Sehr geehrter Fragesteller,
Ihre Anfrage möchte ich Ihnen auf Grundlage der angegebenen Informationen verbindlich wie folgt beantworten:
Grundsätzlich ist derjenige beweisbelastet, der sich auf Bestandsschutz in Gestalt einer früheren Baugenehmigung beruft.
Die Genehmigung des Anbaus ist nicht zugleich eine Genehmigung des Altbestandes; andererseits stellt es in der Tat ein gewichtiges Indiz dar, dass der eingezeichnete Altbestand genehmigt war, lagen die Bauvorlagen doch der Behörde vor und wurden mindestens einer ergänzenden Betrachtung unterzogen. Leider ist das aber noch kein Beweis; selbst ein Anscheinsbeweis würde nicht genügen (vgl. Bundesverwaltungsgericht, Urteil vom 23. Februar 1979 - IV C 86.76
-, juris, Rz. 15). Ob der Grundstückseigentümer weitergehend mit der Vernichtung des Behördenarchivs durch einen Brand argumentieren kann, ist eher zweifelhaft, da die Genehmigungsurkunde dem Bauherrn übergeben wurde und diesem (oder den Rechtsnachfolgern) eigentlich u.a. zur Beweisführung vorliegen muss.
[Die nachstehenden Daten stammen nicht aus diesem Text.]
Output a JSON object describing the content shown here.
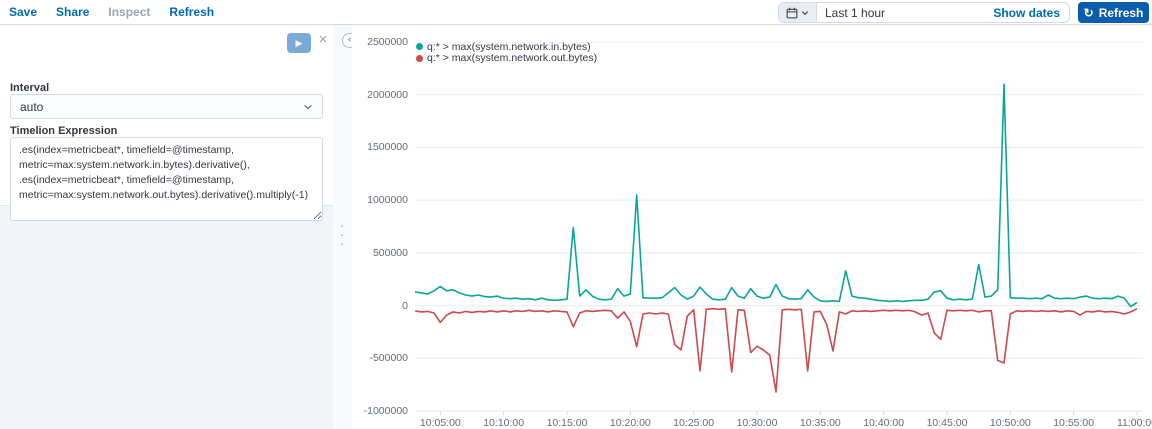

Hilfsweise ist immer noch an Bestandsschutz aufgrund materieller Baurechtmäßigkeit zu denken, wenn nämlich das Gebäude entweder im Zeitpunkt seiner Errichtung oder zumindest später über einen hinreichend langen Zeitraum dem materiellen Recht entsprochen hatte. Das könnte ein "Rettungsanker" sein und bedürfte akribischer chronologischer Prüfung, wenn sich die Behörde nicht vom Vorhandensein einer Baugenehmigung überzeugen lässt. Liegt aktuell Genehmigungsfähigkeit vor, kann ohne weiteres ein Bauantrag gestellt und eine (neue) Baugenehmigung erteilt werden. Dazu bedarf es einer Bauaufzeichnung des vorhandenen Bestandes.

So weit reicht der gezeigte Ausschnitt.